Master of course zooms in on ‘’questionably’’ rather than ‘‘undoubtedly consensual’’. Questionable does not mean non-consensual, and it’s not certain what element is questionable. There’s always ways to do better.

I would point out that if the very first sexual encounter between two people features ‘questionable’ consent, then that’s no consent at all. If consent isn’t firmly and unambiguously established beforehand, it can’t be gained retroactively when people are left to decide what happened. That’s not how this is meant to work.

Pavlovich’s relationship with Gaiman began the day she arrived at his house to work informally as a nanny. Gaiman ran her a bath in the middle of the garden. He then later climbed in with her. Technopathology quotes from Pavlovich’s interview on Master regarding the encounter:

“He ended up sort of asking me to put my legs down and I ignored him.”

We should note that he is ‘asking’, she is not compelled to put her legs down, thus revealing her body.

But the next time he asks, she does. There is no force here. This is an action freely taken, at Gaiman’s request.

“He asked me again and sort of gestured, so I put them down.”

Again, the problem with Technopathology’s framing here is that when Gaiman made a sexual advance that Pavlovich didn’t take up, *that should have been the end of it.*Anything after that point carries an implicit threat, because it doesn’t take a lack of ‘yes’ as an answer in itself.

Neil Gaiman and Technopathology

Technopathology later writes that:

Reluctant consent vs enthusiastic consent is a big topic of discussion, but its a lot to go into here. Suffice to say, in legal terms, even reluctant consent is still consent – and it’s not clear if she was reluctant at the time or if this a later reframing. Certainly the WhatsApp messages affirm an enthusiastic consent, effusively and repeatedly.

Definitions of sexual assault and rape vary from country to country. As such, I’m not particularly concerned with guilt or innocence in the law, and I won’t make pronouncements on it.

However, what I will say with confidence is that anyone who was particularly concerned with consent probably wouldn’t show up naked to a bathtub someone else was in without asking first.

Even if they missed that detail, making requests that the other person doesn’t acquiesce to isn’t a prompt to ask again.

Technopathology, among their many articles on Gaiman’s purported innocence, analyses a lot of situations and exchanges around Gaiman in similar detail. You can go read them if you like.
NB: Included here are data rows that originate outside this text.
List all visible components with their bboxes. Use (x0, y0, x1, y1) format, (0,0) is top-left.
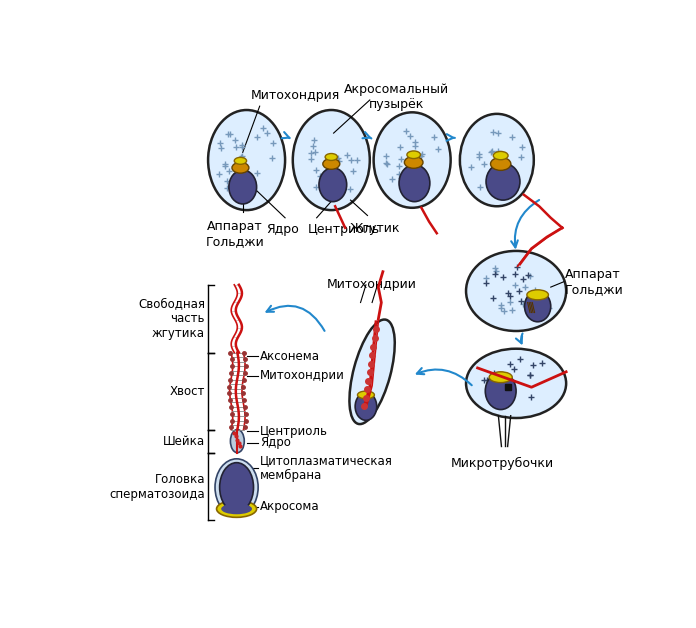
Ellipse shape (216, 501, 257, 517)
Ellipse shape (208, 110, 285, 210)
Text: Шейка: Шейка (163, 435, 205, 448)
Ellipse shape (466, 349, 566, 418)
Ellipse shape (293, 110, 370, 210)
Text: Хвост: Хвост (170, 384, 205, 398)
Text: Жгутик: Жгутик (350, 222, 400, 235)
Text: Аппарат
Гольджи: Аппарат Гольджи (205, 220, 264, 248)
Ellipse shape (493, 151, 508, 160)
Ellipse shape (374, 112, 450, 208)
Text: Центриоль: Центриоль (308, 223, 380, 236)
Ellipse shape (220, 463, 253, 512)
Ellipse shape (235, 158, 246, 165)
Text: Аппарат
Гольджи: Аппарат Гольджи (564, 268, 624, 296)
Ellipse shape (407, 151, 420, 158)
Text: Митохондрия: Митохондрия (251, 89, 340, 102)
Text: Головка
сперматозоида: Головка сперматозоида (109, 472, 205, 501)
Ellipse shape (349, 320, 395, 424)
Ellipse shape (229, 170, 257, 204)
Ellipse shape (323, 158, 340, 170)
Ellipse shape (215, 459, 258, 516)
Ellipse shape (491, 158, 511, 170)
Ellipse shape (486, 163, 520, 200)
Text: Центриоль: Центриоль (260, 425, 328, 438)
Ellipse shape (466, 251, 566, 331)
Text: Митохондрии: Митохондрии (260, 369, 345, 382)
Ellipse shape (527, 290, 548, 300)
Text: Акросома: Акросома (260, 500, 319, 513)
Text: Ядро: Ядро (260, 436, 290, 449)
Ellipse shape (325, 153, 338, 160)
Text: Аксонема: Аксонема (260, 350, 319, 363)
Ellipse shape (485, 372, 516, 409)
Text: Микротрубочки: Микротрубочки (451, 457, 554, 470)
Ellipse shape (319, 168, 347, 202)
Ellipse shape (460, 114, 534, 206)
Text: Ядро: Ядро (267, 223, 299, 236)
Text: Акросомальный
пузырёк: Акросомальный пузырёк (345, 83, 450, 111)
Text: Свободная
часть
жгутика: Свободная часть жгутика (138, 297, 205, 340)
Ellipse shape (399, 165, 430, 202)
Ellipse shape (230, 430, 244, 453)
Ellipse shape (221, 504, 252, 514)
Ellipse shape (358, 391, 374, 399)
Ellipse shape (232, 163, 249, 173)
Ellipse shape (355, 392, 377, 420)
Ellipse shape (404, 156, 423, 168)
Ellipse shape (525, 291, 551, 322)
Ellipse shape (489, 372, 512, 382)
Text: Митохондрии: Митохондрии (327, 278, 417, 291)
Text: Цитоплазматическая
мембрана: Цитоплазматическая мембрана (260, 454, 393, 482)
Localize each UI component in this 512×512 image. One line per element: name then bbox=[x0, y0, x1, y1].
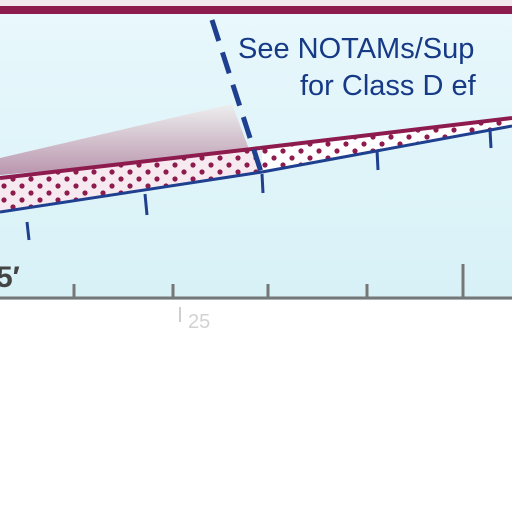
top-border-band bbox=[0, 0, 512, 6]
boundary-ticks bbox=[25, 129, 493, 241]
altitude-label: 5′ bbox=[0, 261, 20, 294]
notam-note-line2: for Class D ef bbox=[300, 70, 477, 102]
dashed-vertical-boundary bbox=[209, 19, 265, 176]
class-d-dotted-band-right-dots bbox=[262, 118, 512, 172]
maroon-boundary-upper-right bbox=[259, 116, 512, 150]
scale-ticks bbox=[72, 264, 465, 298]
navy-boundary-lower bbox=[0, 170, 263, 214]
class-d-dotted-band-left-dots bbox=[0, 148, 260, 212]
navy-boundary-lower-right bbox=[261, 124, 512, 174]
scale-label: 25 bbox=[188, 311, 210, 333]
notam-note-line1: See NOTAMs/Sup bbox=[238, 33, 474, 65]
maroon-boundary-upper bbox=[0, 146, 261, 180]
top-border-line bbox=[0, 6, 512, 14]
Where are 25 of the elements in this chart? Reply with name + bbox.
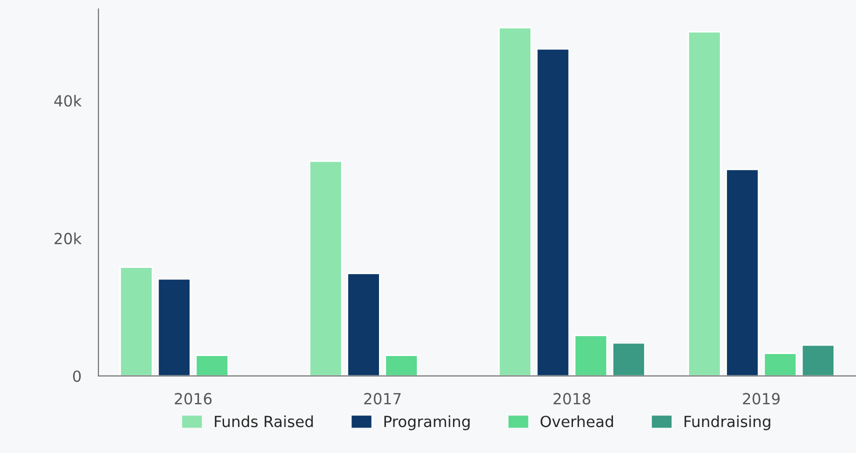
y-tick-label: 40k	[54, 94, 82, 107]
bar	[157, 278, 191, 376]
legend-label: Overhead	[540, 415, 613, 428]
x-tick-label: 2018	[554, 392, 590, 404]
bar	[498, 26, 532, 376]
legend-label: Fundraising	[684, 415, 770, 430]
bar	[536, 48, 570, 376]
bar	[120, 266, 154, 376]
bar	[574, 334, 608, 376]
x-tick-label: 2017	[364, 392, 401, 404]
bar	[346, 272, 380, 376]
bar	[308, 160, 342, 376]
y-tick-label: 0	[73, 370, 81, 382]
bar	[726, 168, 760, 376]
bar	[195, 354, 229, 376]
bar	[763, 352, 798, 376]
legend-label: Funds Raised	[214, 415, 313, 428]
x-tick-label: 2016	[174, 392, 212, 404]
bar	[384, 354, 418, 376]
y-tick-label: 20k	[54, 232, 82, 244]
bar	[688, 31, 722, 376]
x-tick-label: 2019	[742, 392, 780, 404]
bar	[612, 342, 646, 376]
legend-label: Programing	[384, 415, 470, 430]
bar	[801, 344, 835, 376]
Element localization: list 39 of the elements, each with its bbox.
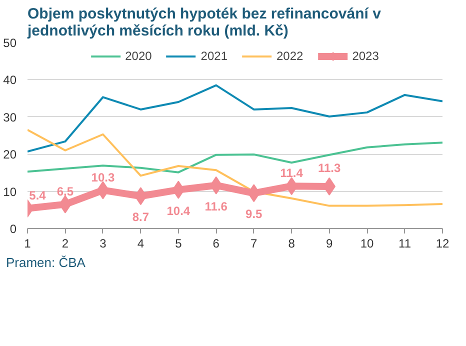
data-label: 5.4 [29,188,46,203]
data-label: 11.3 [318,161,341,176]
text: Pramen: ČBA [6,254,86,272]
legend-label: 2020 [125,49,152,63]
data-label: 6.5 [56,184,74,198]
x-tick-label: 10 [360,236,374,250]
y-tick-label: 30 [3,110,17,124]
legend-label: 2023 [352,49,379,63]
x-tick-label: 6 [212,236,220,250]
y-tick-label: 10 [3,184,17,199]
x-tick-label: 2 [62,236,69,250]
x-tick-label: 1 [24,236,32,250]
point [248,184,260,202]
point [96,181,110,200]
data-label: 8.7 [132,210,150,224]
x-tick-label: 12 [436,236,450,250]
chart-title: Objem poskytnutých hypoték bez refinancování v jednotlivých měsících roku (mld. Kč) [26,6,382,40]
x-tick-label: 3 [100,236,107,250]
data-label: 9.5 [246,207,263,222]
point [285,177,298,196]
x-tick-label: 11 [398,236,412,250]
data-label: 11.6 [204,199,228,214]
data-label: 10.4 [166,204,190,218]
x-tick-label: 7 [250,236,258,250]
x-tick-label: 4 [137,236,144,250]
data-label: 10.3 [91,170,115,184]
legend-label: 2021 [200,49,228,63]
y-tick-label: 40 [3,73,17,88]
x-tick-label: 8 [288,236,296,250]
y-tick-label: 50 [3,36,17,50]
y-tick-label: 20 [3,148,17,162]
point [172,180,185,199]
line-series [28,84,442,152]
legend-label: 2022 [276,49,304,63]
point [210,176,222,194]
y-tick-label: 0 [10,222,17,236]
x-tick-label: 9 [326,236,333,250]
x-tick-label: 5 [175,236,182,250]
data-label: 11.4 [280,166,304,180]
However, I chose the bathtub scene as an illustrative example. The fact that Gaiman pointed specifically to Technopathology’s Substack as the kind of journalistic integrity he expects is a point that I find damning in itself.

Yes, Technopathology poured at length over the reporting and some of the dubious motivations behind it. They also took it upon themself to scour the accusers’ stories for inconsistencies. However, the blogger’s actual understanding of consent is very, very different to mine, and – I would hope – most everyone else’s, too.

If that’s what Gaiman thinks is proof of his innocence, I’d hate to see his definition of guilt.